The World Bank, in conjunction with the government of Ukraine, the European Commission and the UN, has put the cost of reconstruction and recovery at $411bn (£323bn) after a year of war.
That bill will only be getting higher, but as a conference in London on the reconstruction and recovery of the country begins, humanitarians and political leaders have warned that bricks and mortar are not all that is needed.
What has been pledged so far?
The EU pumped €30bn (£26bn) into Ukraine in the last year, diverting cash from energy and cohesion funds to respond to the crisis.
On Tuesday it pledged a further €50bn in loans and grants, with the UK and the US following suit with a promise of $3bn and $1.3bn respectively in financial supports.
Is it enough?
No. The World Bank’s estimate represents three times Ukraine’s GDP and the money pledged by the EU, UK and the US will be disbursed over a number of years.

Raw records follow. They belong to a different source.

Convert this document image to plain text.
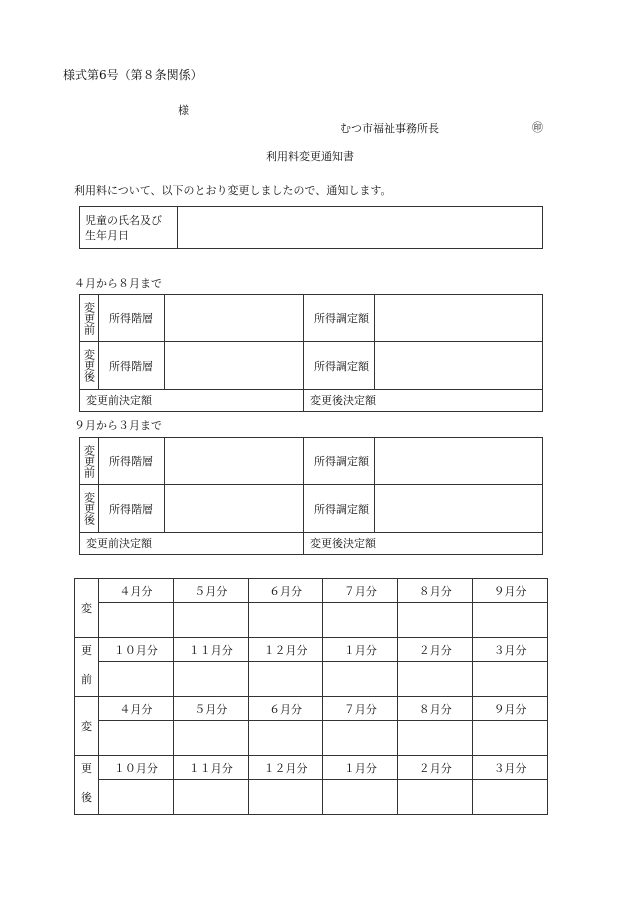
様式第6号（第８条関係）
様
むつ市福祉事務所長	㊞
利用料変更通知書
利用料について、以下のとおり変更しましたので、通知します。
児童の氏名及び
生年月日

４月から８月まで
変更前	所得階層		所得調定額	

変更後	所得階層		所得調定額	
変更前決定額			変更後決定額	
９月から３月まで
変更前	所得階層		所得調定額	

変更後	所得階層		所得調定額	
変更前決定額			変更後決定額	
変	４月分	５月分	６月分	７月分	８月分	９月分

更	１０月分	１１月分	１２月分	１月分	２月分	３月分
前						
変	４月分	５月分	６月分	７月分	８月分	９月分

更	１０月分	１１月分	１２月分	１月分	２月分	３月分
後						
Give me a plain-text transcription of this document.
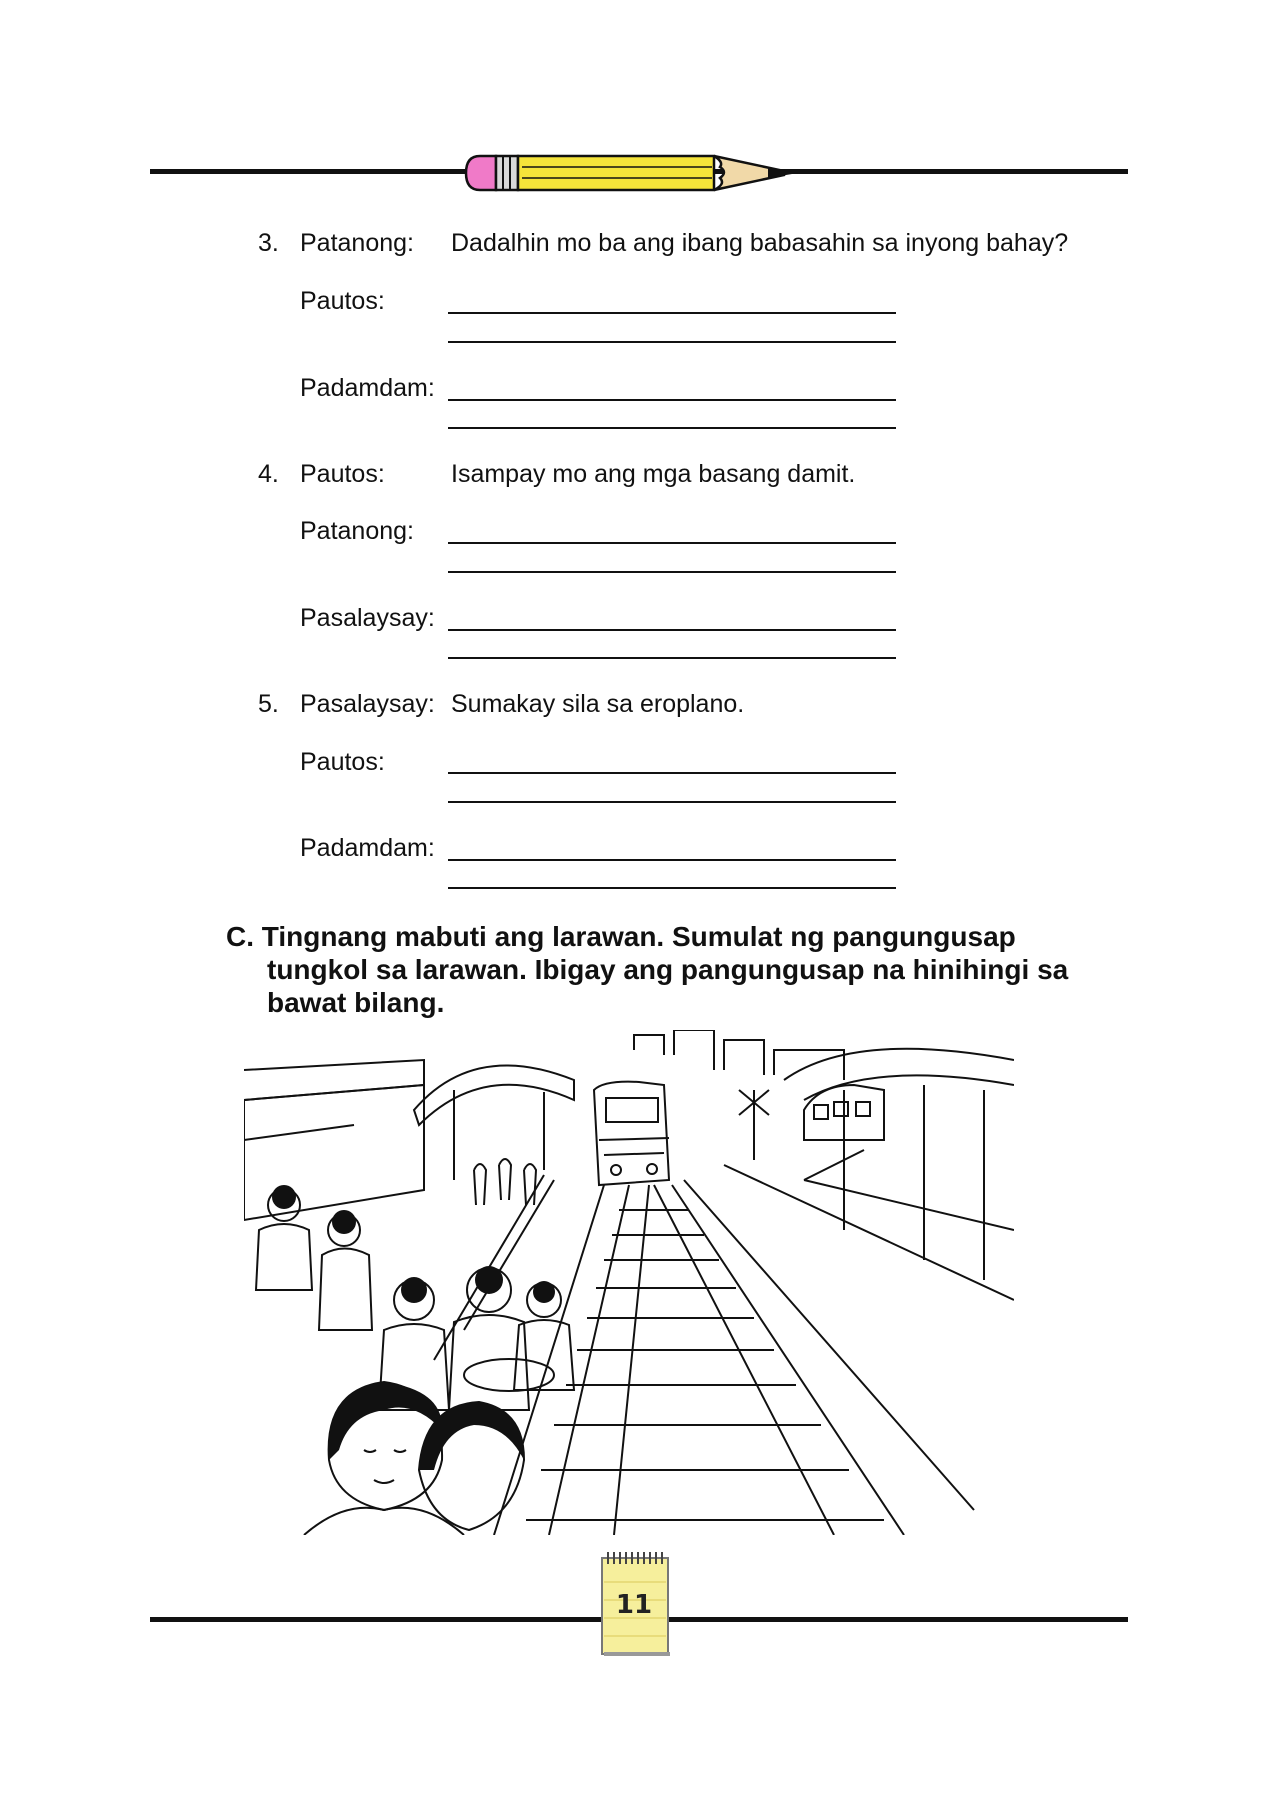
3. Patanong: Dadalhin mo ba ang ibang babasahin sa inyong bahay?
Pautos:
Padamdam:
4. Pautos:	Isampay mo ang mga basang damit.
Patanong:
Pasalaysay:
5. Pasalaysay: Sumakay sila sa eroplano.
Pautos:
Padamdam:
C. Tingnang mabuti ang larawan. Sumulat ng pangungusap
tungkol sa larawan. Ibigay ang pangungusap na hinihingi sa
bawat bilang.
11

The €50bn in EU money is spread out over four years. The goal is to help stabilise the country’s finances not build back blown up towns and cities.
But it will go a long way to meet Ukraine’s request for up to $40bn for the first part of a programme being dubbed a “Green Marshall plan”.
Can physical reconstruction begin?
How can you rebuild a country when it is still at war?
“You don’t know how long the war will be there, whether what you invest in will be destroyed the week after. So it’s very challenging,” Odile Renaud-Basso, the president of the European Bank for Reconstruction and Development (EBRD), told reporters in Brussels recently.
How has the country been functioning up to now?
Contributions to Ukraine’s defence resources have dominated the headlines in terms of international support for the fight against Russia. Day to day needs have been put at €3bn a month – half of which has been paid by the EU.
Financing from the EBRD, set up in 1991 to help secure financial stability in post-cold-war central and eastern Europe, has enabled salaries of teachers, civil servants, doctors and nurses to continue to be paid.
The bank expects to invest €3bn this year and is hoping to put together guarantees that can leverage about €12-13bn in additional funding from the public and private sector.
What about the bereaved and the bombed?
Financial systems are already in place for state compensation for those whose homes have been bombed with a government app, DIAA, allowing rapid applications.
But long-term human capital is the key to recovery, Ukraine’s ambassador to the EU, Vsevolod Chentsov, said this week in Brussels, with investment not just in factories, agriculture and IT but in mental health.
A director of the Danish Red Cross, Peter Klanso, told a conference that there were an estimated 9 million people directly impacted by the war, both soldiers and civilians. He said the poor and the marginalised would be “further marginalised” if their voices were not heard. And those on the recovery leadership planning must find a way of reaching them too.